Primavera- Spring in Paradise

We have now officially left behind my favorite time of year, and I won’t be content again until we reach the autumn. I have not enjoyed a spring since falling in love was still a thing, and summer is too hot to particularly care for. If I can make it out to San Francisco, I think I’ll have a chance, but stuck out in the East Bay, I’ll be cooked alive this August. Growing up in the temperate climes of the Pacific Northwest have forever ruined me for pleasant weather. Once the temperature hits something above the mid-sixties, I start feeling like a lobster, and grow just as red, a combination of rage and sunburn. When I moved to the Bay Area, I was pleasantly surprised by the drastic change of climate between the beginning and the end of my journey. It was the beginning of January, and when I left Seattle, it was cold and rainy, just like every other winter which I’d ever known. Upon arriving in The Emeryville Horror, I was greeted by near-tropical conditions, a shining sun, and warm summer breeze. Somehow, over the course of a twenty-two hour train ride, I had traveled not only through space, but time as well, arriving in the summertime, some six months in the future. It all seemed so fantastic then, a little break from misery.

But what is novel for a little while can grow tiring after too much longer, kind of like how I managed to drive all my ex-girlfriends away. It took a couple of years, but I soon grew weary of winter resembling nothing more than a summer in Seattle. And the past few years have been annoyingly unbearable. Sure, I miss the snow, and actually needing to wear my flannel shirts for something other than just show, but when it gets up into the nineties just as I’m being forced to sit down for a turkey dinner, I tend to feel that I’ve been robbed of the natural cycling of the seasons. Maybe someday the rains will come, and bring something to us which more resembles something not entirely dry and hellish. And maybe on that day I will finally go to check out some of these beaches which I have managed to avoid, and sit and stare down the Pacific Ocean while the rain drizzles down upon me. And that, my friends, is how you know that I grew up in the shadow of the Emerald City. You know, if I wasn’t constantly going on about it.

The past few days it’s been painful just to walk outside, and, according to my cellphone, it’s only reached the seventies. And while it may not be too bad between the ocean and the bay, out here in the Easy Bay, we don’t have that kind of luck. Pretty soon, it will be too hot to sleep until the wee hours, and from sunrise ’til sunset, it will not be any better. Maybe I will do a rain dance of some kind. No, not an antiquated ceremony of supplication to the gods. I mean setting up a sprinkler and running through it in my swim trunks. Of course, we’re in a drought, so I probably wouldn’t be allowed. But no one can stop me from taking a pleasant cooling shower (aside from myself), and as the mercury rises, I plan to avail myself of the opportunity. Don’t worry about water waste, however. Even the most luxurious of my showers, cool or otherwise, last no more than a dozen minutes (one of the advantages which baldness has bestowed upon me). Just enough to wash away the tyranny of over-pleasant weather. No wonder all my friends make fun of me when I speak of moving down to Mexico.

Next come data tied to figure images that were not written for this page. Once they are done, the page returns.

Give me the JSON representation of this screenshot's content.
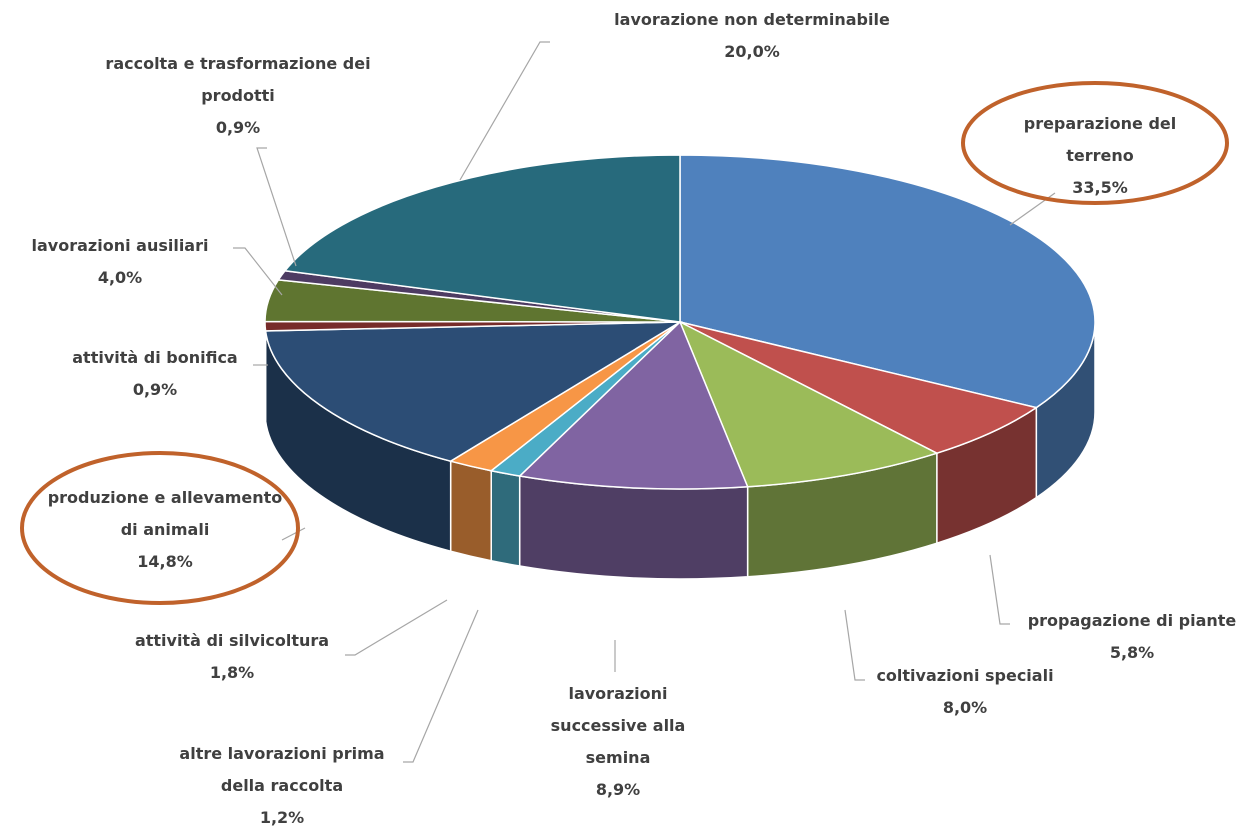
{
  "chart_data": {
    "type": "pie",
    "categories": [
      "preparazione del terreno",
      "propagazione di piante",
      "coltivazioni speciali",
      "lavorazioni successive alla semina",
      "altre lavorazioni prima della raccolta",
      "attività di silvicoltura",
      "produzione e allevamento di animali",
      "attività di bonifica",
      "lavorazioni ausiliari",
      "raccolta e trasformazione dei prodotti",
      "lavorazione non determinabile"
    ],
    "values": [
      33.5,
      5.8,
      8.0,
      8.9,
      1.2,
      1.8,
      14.8,
      0.9,
      4.0,
      0.9,
      20.0
    ],
    "value_labels": [
      "33,5%",
      "5,8%",
      "8,0%",
      "8,9%",
      "1,2%",
      "1,8%",
      "14,8%",
      "0,9%",
      "4,0%",
      "0,9%",
      "20,0%"
    ],
    "colors": [
      "#4f81bd",
      "#c0504d",
      "#9bbb59",
      "#8064a2",
      "#4bacc6",
      "#f79646",
      "#2c4d75",
      "#772c2a",
      "#5f7530",
      "#4d3b62",
      "#276a7c"
    ]
  }
}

Sure, I’ll be spending most of my time indoors, writing, but I can’t imagine that I’ll be okay when the summer comes. Although, there is the chance that I will get to finally see white sandy beaches and an ocean so deeply blue that I will be moved to tears. And I’ve heard that the lightning storms that roll in near the ruins are something to behold. Of course, none of that will matter if I die from heat stroke. I am the product of a genetic adaptation which allowed my ancestors to survive the bitter cold. Long gone are the days when my family tree could flourish in the summers that once graced the homeland of our species. That being said, I have family that have lived in the south for all of their lives, and they seem to have done alright, so maybe it’s time I stop complaining, and get used to a slightly warmer climate. Not that I’ll have much choice. Whether it’s a move to Mexico, or simply living a little while longer, the weather I once knew as a child, isn’t likely to return.

At least my son is well-equipped to face the coming changes. It’s my hope that he’s inherited his mother’s ability to face unseasonable weather. Whereas I can’t spend more than a handful of oppressive moments in direct sunlight before I begin to burn, my son is happy to run free, and never sad to see the clouds burn off by the mid-morning. He still feels the heat, and complains nearly as much as I do, but I can see it in his eyes that it doesn’t really bother him; a quick sip of something, and he’s out the door again. And, based on our most recent visit to the Puget Sound, he’s not that bad in cold weather, either. Even when the temperature was hovering around freezing, he was determined to hit the rocky beaches of Rolling Bay in rubber boots and a hastily thrown-on hoodie. Actually, my wife didn’t too badly, either. It turns out that it’s easier to throw on a couple of extra layers than to try to find something else to take off when nothing else remains.

Now, if you will all excuse me, I’m going to continue with this new hobby which I’ve picked up: sneezing uncontrollably, and rubbing my face raw with the constant clearing of the ever-running boogers.